The generation of the local datasets rom the national dataset is trivial – having generated code to slice out one dataset (by postcode or local authority, for example), we can slice out any other. The generation of the press releases from the local datasets can make use of the same template. This can be applied locally (a hyperlocal using it’s own template, for example) or centrally created and managed as part of a datawire service.
At the moment, the couple of automatically generated stories published with OnTheWight have been simple fact reporting, albeit via a human editor, rather than acting as the starting point for a more elaborate, contextualised, narrative report. But how might we extend this approach?
In the case of Jobseeker’s Allowance figures, contextualising paragraphs such as the recent closure of a local business, or the opening of another, as possible contributory factors to any month on month changes to the figures, could add colour or contextualisation to a monthly report.

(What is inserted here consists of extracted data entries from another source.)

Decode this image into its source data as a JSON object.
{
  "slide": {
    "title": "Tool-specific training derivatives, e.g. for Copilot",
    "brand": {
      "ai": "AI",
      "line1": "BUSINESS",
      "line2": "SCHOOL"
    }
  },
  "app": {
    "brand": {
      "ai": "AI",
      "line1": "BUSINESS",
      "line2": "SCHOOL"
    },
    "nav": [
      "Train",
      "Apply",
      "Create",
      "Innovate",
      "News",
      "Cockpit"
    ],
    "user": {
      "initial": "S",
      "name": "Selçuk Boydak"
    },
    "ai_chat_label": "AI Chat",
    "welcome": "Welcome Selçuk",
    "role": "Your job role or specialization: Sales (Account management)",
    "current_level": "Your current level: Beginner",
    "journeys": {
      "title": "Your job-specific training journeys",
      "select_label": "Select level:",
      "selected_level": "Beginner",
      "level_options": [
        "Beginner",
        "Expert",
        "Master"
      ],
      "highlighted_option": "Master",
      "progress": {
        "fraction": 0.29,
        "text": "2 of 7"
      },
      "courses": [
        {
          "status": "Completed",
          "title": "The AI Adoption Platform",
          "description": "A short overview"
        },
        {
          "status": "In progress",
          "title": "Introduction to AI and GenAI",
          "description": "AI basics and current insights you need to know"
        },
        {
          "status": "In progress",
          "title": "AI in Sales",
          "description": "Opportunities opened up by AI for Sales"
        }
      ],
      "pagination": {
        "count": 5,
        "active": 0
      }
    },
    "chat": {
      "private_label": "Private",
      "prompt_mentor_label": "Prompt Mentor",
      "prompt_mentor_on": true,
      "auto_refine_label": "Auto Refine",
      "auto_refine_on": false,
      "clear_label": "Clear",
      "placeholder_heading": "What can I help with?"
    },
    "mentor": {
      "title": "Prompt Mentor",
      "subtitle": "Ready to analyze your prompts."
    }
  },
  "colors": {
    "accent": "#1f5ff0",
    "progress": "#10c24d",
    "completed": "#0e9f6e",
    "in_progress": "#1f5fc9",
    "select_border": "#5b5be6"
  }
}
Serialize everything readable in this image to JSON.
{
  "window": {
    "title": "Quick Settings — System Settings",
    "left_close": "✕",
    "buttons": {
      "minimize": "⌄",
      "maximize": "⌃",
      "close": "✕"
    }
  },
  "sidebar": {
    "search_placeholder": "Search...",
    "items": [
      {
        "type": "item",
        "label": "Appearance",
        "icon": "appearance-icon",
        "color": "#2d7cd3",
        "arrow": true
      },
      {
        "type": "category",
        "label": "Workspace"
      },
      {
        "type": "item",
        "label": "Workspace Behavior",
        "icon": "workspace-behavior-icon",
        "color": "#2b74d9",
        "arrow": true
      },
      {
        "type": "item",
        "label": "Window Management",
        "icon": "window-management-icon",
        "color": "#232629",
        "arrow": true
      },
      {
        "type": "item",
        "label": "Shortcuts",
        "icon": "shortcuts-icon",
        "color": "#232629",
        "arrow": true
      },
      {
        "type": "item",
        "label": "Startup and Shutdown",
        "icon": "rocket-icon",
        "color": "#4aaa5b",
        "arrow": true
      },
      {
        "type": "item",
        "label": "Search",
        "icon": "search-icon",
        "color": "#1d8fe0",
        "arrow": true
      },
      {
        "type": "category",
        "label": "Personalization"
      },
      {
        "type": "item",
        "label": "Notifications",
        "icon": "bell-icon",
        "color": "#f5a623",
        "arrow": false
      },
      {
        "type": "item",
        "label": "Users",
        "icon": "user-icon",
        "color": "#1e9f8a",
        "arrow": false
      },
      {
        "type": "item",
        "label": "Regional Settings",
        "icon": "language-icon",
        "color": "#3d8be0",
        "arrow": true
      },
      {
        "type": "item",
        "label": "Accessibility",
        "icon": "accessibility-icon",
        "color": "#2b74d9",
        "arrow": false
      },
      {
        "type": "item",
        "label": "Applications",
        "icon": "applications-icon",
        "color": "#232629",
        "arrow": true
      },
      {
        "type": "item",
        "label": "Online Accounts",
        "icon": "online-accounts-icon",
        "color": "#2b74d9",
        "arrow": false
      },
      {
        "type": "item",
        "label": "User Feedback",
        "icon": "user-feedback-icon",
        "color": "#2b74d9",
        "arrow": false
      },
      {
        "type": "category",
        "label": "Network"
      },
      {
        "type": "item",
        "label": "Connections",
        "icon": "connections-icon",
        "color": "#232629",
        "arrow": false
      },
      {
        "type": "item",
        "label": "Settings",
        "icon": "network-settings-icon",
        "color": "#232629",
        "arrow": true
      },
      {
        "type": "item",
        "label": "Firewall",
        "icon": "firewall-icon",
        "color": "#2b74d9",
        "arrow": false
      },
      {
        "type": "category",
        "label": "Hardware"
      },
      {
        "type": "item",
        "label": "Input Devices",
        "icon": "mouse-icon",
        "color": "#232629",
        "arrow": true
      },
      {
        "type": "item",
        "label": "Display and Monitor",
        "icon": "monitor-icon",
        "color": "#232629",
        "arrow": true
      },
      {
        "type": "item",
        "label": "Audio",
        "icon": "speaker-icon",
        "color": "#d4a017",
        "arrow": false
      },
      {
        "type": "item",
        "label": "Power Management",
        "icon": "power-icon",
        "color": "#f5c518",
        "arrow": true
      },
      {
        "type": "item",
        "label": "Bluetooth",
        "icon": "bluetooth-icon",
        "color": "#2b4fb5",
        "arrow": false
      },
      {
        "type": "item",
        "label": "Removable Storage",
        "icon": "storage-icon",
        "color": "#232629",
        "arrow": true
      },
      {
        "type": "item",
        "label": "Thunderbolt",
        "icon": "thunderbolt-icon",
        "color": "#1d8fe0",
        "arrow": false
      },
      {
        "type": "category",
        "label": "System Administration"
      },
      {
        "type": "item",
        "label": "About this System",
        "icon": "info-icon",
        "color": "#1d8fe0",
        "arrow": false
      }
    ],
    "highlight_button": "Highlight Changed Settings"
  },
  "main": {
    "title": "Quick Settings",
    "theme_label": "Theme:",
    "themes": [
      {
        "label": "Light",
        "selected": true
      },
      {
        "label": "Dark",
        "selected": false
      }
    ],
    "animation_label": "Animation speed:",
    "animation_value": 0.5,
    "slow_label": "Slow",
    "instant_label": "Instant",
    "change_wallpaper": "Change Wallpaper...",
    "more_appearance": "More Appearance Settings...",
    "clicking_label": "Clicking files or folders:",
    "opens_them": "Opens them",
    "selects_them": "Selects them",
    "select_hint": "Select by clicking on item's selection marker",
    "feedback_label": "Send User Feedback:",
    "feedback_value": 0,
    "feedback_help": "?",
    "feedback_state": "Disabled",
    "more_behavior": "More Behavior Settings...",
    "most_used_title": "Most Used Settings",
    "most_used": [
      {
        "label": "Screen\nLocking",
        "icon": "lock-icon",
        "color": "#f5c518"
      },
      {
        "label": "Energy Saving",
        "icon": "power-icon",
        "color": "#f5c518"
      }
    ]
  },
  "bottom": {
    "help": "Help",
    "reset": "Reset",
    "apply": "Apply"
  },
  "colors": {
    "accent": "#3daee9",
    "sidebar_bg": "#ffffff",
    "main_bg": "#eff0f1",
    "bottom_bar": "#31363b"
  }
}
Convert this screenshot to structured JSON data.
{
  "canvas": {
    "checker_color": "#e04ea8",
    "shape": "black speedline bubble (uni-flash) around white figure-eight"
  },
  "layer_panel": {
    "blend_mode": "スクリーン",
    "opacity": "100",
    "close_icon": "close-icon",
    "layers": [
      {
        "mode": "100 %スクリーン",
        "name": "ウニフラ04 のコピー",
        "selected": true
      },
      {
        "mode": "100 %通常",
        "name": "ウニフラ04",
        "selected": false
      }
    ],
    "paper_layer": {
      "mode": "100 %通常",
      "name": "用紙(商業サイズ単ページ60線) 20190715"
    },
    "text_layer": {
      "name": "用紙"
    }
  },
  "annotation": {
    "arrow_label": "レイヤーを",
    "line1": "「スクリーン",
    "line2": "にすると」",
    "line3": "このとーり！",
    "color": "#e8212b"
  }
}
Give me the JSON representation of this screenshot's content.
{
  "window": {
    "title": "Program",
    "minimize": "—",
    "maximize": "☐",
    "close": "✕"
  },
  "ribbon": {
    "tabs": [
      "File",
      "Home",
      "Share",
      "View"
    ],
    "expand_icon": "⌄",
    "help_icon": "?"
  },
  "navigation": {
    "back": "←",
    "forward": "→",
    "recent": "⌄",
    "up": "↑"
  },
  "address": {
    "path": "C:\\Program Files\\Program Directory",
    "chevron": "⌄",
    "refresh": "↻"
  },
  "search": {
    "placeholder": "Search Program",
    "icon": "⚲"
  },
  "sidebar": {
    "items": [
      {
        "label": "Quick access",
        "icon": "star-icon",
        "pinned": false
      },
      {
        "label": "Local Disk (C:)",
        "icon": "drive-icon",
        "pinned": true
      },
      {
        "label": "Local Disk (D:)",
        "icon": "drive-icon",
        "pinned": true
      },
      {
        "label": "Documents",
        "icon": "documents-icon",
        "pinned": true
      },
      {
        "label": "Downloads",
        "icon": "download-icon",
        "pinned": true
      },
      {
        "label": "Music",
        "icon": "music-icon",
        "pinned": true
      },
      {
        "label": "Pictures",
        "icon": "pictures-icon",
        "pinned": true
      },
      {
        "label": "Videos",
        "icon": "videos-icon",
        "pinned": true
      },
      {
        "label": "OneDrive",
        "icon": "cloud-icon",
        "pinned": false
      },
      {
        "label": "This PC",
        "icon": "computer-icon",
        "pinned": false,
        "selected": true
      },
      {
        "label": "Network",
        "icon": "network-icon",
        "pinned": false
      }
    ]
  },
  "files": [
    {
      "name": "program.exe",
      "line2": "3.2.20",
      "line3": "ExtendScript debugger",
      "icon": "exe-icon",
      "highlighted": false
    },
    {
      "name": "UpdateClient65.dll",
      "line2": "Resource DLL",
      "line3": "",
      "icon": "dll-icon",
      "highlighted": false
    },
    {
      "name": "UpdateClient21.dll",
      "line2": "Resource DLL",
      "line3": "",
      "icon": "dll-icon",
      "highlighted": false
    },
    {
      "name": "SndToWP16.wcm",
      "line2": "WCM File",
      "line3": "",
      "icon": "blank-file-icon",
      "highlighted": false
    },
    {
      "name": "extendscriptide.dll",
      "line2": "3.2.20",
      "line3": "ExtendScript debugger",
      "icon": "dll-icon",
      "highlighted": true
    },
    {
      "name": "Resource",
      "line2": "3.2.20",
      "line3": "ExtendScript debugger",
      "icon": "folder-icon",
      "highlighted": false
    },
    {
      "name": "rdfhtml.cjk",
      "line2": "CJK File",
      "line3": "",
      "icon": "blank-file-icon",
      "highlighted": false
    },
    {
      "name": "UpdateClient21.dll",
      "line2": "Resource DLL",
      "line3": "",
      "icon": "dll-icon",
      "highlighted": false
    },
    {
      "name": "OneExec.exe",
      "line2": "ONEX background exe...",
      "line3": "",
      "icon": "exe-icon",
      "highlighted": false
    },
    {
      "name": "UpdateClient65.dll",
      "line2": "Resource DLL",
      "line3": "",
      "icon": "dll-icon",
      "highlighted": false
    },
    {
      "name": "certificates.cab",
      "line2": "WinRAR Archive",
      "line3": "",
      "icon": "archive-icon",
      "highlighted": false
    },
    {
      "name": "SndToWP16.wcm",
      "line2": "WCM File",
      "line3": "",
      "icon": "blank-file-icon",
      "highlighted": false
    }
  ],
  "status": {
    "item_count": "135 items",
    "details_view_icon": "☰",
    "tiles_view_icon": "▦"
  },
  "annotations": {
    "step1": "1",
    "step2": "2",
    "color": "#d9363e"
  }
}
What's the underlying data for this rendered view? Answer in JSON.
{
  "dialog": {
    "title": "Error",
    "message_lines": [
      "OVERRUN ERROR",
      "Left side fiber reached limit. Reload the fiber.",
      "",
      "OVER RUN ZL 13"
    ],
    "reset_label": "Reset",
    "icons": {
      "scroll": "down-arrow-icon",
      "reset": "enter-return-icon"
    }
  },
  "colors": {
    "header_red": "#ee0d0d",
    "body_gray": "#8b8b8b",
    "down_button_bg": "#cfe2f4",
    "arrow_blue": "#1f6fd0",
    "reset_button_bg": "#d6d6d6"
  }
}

Or we might invert the use of the figures, adding them as context to workforce, employment or labour related stories. For example, in the advent of a company closure, contextualisation of what the loss of numbers relative to local unemployment figures. (This fact augmented reporting is more likely to happen if the figures are readily available/to hand, as they are via autoresponder channels such as a Slackbot Data Wire.)
But I guess we have to start somewhere! And that somewhere is the simple (automatically produced, human copy edited) reporting of the facts.
PS in passing, I note via Full Fact that the Department of Health “will provide press officers [with an internal ‘data document’] with links to sources for each factual claim made in a speech, as well as contact details for the official or analyst who provided the information”, Department of Health to speed up responses to media and Full Fact. Which gets me thinking: what form might a press office publishing “data supported press releases” take, cf. a University Expert Press Room or Social Media Releases and the University Press Office, for example?